Current energetic infrastructures are inefficient and hardly capable of integrating a large share of intermittent renewable energy sources. Carbon-neutral and high efficiency energy production adapted to local demands would be a breakthrough. SOLARX integrates 3 high concentration solar technologies and AI based smart resource management, to produce - either directly with high efficiencies or through storage stages for maximizing revenues - mainly electricity, heat for storage and/or SHIP and green H2 or Syngas in a carbon neutral way. Three Key Technological Elements will be developed: a smart solar resource management algorithm which aims to meet local instantaneous energy demands, a high efficiency CPV receiver and a carbon negative bi-energy H2 receiver. SOLARX’s main goal is to demonstrate the technical, economic and social relevance, at the laboratory scale, of the synergetic efficient production of heat, electricity and H2 from solar resource in a single facility, considering energy demands and market prices for a wide range of locations and application scenarios. SOLARX global assessment will demonstrate its role as a Game-changing RES within the framework of future implementation in a carbon-negative energy system. SOLARX will also provide power-to-X for larger integration of intermittent energy sources into the electric grid. The high efficiency concentration technologies allow to reduce the environmental impacts with respect to current technologies, as LCA study will demonstrate. Also, social acceptance and socioeconomic impacts will be assessed, on the base of, among others, previous high concentration experiences. The regulatory frameworks will be considered within the roadmap towards the technology commercialization and policy recommendations will be published. The share of SOLARX in the SHIP, electricity and renewable H2 global market by 2050 is expected to be 2-5%, 2-5% and 1-3%, respectively, while reducing by 1.5 GtCO2/year the emissions.

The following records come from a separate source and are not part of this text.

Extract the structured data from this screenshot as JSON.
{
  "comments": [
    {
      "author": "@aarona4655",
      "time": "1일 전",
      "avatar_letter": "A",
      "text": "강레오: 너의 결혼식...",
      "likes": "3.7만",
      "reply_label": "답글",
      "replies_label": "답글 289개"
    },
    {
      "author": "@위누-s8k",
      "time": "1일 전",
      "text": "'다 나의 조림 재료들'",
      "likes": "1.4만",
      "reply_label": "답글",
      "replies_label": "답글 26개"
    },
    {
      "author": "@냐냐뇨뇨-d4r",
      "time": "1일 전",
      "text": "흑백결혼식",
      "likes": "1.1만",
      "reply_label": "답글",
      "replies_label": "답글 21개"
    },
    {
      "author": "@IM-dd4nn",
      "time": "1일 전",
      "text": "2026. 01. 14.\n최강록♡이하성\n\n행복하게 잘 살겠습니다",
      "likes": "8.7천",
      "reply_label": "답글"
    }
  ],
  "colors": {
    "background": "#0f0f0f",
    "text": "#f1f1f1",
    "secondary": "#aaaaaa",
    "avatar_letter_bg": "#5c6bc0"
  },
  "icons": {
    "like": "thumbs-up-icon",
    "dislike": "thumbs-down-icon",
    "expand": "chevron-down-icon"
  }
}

NewSOL proposal addresses the specific challenge towards high efficiency solar energy harvesting by advance materials solutions and architectures that are in line with those specified in SET-plan. Its main objective is to develop advance materials solutions based on innovative storage media and concepts for Concentrated Solar Power (CSP) up to validation in field of their performance by real time monitoring. This will be supported by an innovative thermal energy storage design based on the combination of new functional and advanced materials, like heat thermal fluid, sensible and latent energy storage media and insulating materials, into two innovative plant architectures: single tank thermocline storage and concrete type module. The main challenges of NewSOL are: Develop two new system Architectures: I) Thermocline Tank, (combining sensible and latent heat up to 550ºC), and II) Concrete module tank (sensible heat up to 550ºC). The scope to fulfil the challenges is to validate four new advance materials: 1) High thermal performance concrete (including carbon nanostructures), 2) Molten Salts (including nanoparticles), 3) PCMs, and 4) Filler Material re-usage. From the careful combination of the materials solutions within the two concept solutions six high relevant Impacts are expected: a) Reduced LCOE,10-12cEuro/kWh via higher material performance,b) New designs that enable a reduction of CAPEX and OPEX, c) Increase material understanding enabling long term performance,d)Deployment of high tech monitoring technologies included in the demo activities,e) Environmental re-usage of materials, and g) Through innovative materials, higher world market penetration of European materials supply sector. Moreover, investments foreseen at prototype level will be integrated into EMSP, part of the European Research Infrastructure Network, a research-enabling platform EU-Solaris, thus, NewSOL legacy will be a strength for the future of the European Renewable Energy Industry.